You can examine the contents of the Ambassador Edge Stack Pod for issues, such as if volume mounts are correct and TLS certificates are present in the required directory, to determine if the Pod has the latest Ambassador Edge Stack configuration, or if the generated Envoy configuration is correct or as expected. In these instructions, we will look for problems related to the Envoy configuration.

  1. To look into an Ambassador Edge Stack Pod, get a shell on the Pod using kubectl exec. For example,

    shell
    kubectl exec -it -n ambassador <edge-stack-pod-name> -- bash
  2. Determine the latest configuration. If you haven't overridden the configuration directory, the latest configuration will be in /ambassador/snapshots. If you have overridden it, Ambassador Edge Stack saves configurations in $AMBASSADOR_CONFIG_BASE_DIR/snapshots.

    In the snapshots directory:

    • snapshot.yaml contains the full input configuration that Ambassador Edge Stack has found;
    • aconf.json contains the Ambassador Edge Stack configuration extracted from the snapshot;
    • ir.json contains the IR constructed from the Ambassador Edge Stack configuration; and
    • econf.json contains the Envoy configuration generated from the IR.

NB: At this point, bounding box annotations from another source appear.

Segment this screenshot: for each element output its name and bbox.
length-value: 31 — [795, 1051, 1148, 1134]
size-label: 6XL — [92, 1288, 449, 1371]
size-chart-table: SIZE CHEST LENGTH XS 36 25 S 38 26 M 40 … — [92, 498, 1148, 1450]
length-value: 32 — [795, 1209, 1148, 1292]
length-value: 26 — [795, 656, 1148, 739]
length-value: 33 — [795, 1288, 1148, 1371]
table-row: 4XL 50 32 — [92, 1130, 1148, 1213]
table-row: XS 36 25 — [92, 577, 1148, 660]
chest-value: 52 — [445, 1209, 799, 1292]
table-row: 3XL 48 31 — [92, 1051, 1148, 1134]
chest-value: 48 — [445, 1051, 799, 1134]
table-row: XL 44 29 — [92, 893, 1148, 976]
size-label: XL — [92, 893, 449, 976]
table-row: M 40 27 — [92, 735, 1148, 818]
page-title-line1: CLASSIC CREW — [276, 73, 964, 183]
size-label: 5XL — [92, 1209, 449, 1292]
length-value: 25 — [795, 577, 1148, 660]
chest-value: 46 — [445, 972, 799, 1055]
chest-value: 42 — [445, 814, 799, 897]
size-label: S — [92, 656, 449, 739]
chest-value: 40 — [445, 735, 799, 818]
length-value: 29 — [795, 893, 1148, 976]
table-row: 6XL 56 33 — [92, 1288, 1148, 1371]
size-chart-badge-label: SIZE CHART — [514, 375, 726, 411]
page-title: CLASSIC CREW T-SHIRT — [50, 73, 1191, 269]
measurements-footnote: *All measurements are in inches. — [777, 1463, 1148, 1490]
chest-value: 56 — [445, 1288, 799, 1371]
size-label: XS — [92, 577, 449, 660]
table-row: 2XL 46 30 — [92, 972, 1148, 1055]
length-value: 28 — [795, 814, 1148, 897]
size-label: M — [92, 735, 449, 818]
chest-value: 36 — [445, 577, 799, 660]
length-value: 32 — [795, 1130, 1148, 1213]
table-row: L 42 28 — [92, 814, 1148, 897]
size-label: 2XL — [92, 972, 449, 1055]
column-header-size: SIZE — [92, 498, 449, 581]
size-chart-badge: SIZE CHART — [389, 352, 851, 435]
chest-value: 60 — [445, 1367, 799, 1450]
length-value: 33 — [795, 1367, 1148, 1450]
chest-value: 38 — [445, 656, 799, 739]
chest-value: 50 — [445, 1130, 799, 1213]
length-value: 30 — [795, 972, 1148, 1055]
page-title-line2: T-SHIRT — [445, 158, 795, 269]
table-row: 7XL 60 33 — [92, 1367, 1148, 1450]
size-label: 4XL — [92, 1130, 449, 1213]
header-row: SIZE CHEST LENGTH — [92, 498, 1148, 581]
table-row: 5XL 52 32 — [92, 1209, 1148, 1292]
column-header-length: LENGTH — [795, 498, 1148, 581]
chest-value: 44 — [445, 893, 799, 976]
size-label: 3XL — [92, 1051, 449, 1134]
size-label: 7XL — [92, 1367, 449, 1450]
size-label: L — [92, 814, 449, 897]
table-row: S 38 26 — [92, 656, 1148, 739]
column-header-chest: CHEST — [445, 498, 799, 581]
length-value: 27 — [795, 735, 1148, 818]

    In the snapshots directory, the current configuration will be stored in files with no digit suffix, and older configurations have increasing numbers. For example, ir.json is current, ir-1.json is the next oldest, then ir-2.json, etc.

  3. If something is wrong with snapshot or aconf, there is an issue with your configuration. If something is wrong with ir or econf, you should open an issue on Github.

  4. The actual input provided to Envoy is split into $AMBASSADOR_CONFIG_BASE_DIR/bootstrap-ads.json and $AMBASSADOR_CONFIG_BASE_DIR/envoy/envoy.json.

    • The bootstrap-ads.json file contains details about Envoy statistics, logging, authentication, etc.
    • The envoy.json file contains information about request routing.
    • You may generally find it simplest to just look at the econf.json files in the snapshot directory, which includes both kinds of configuration.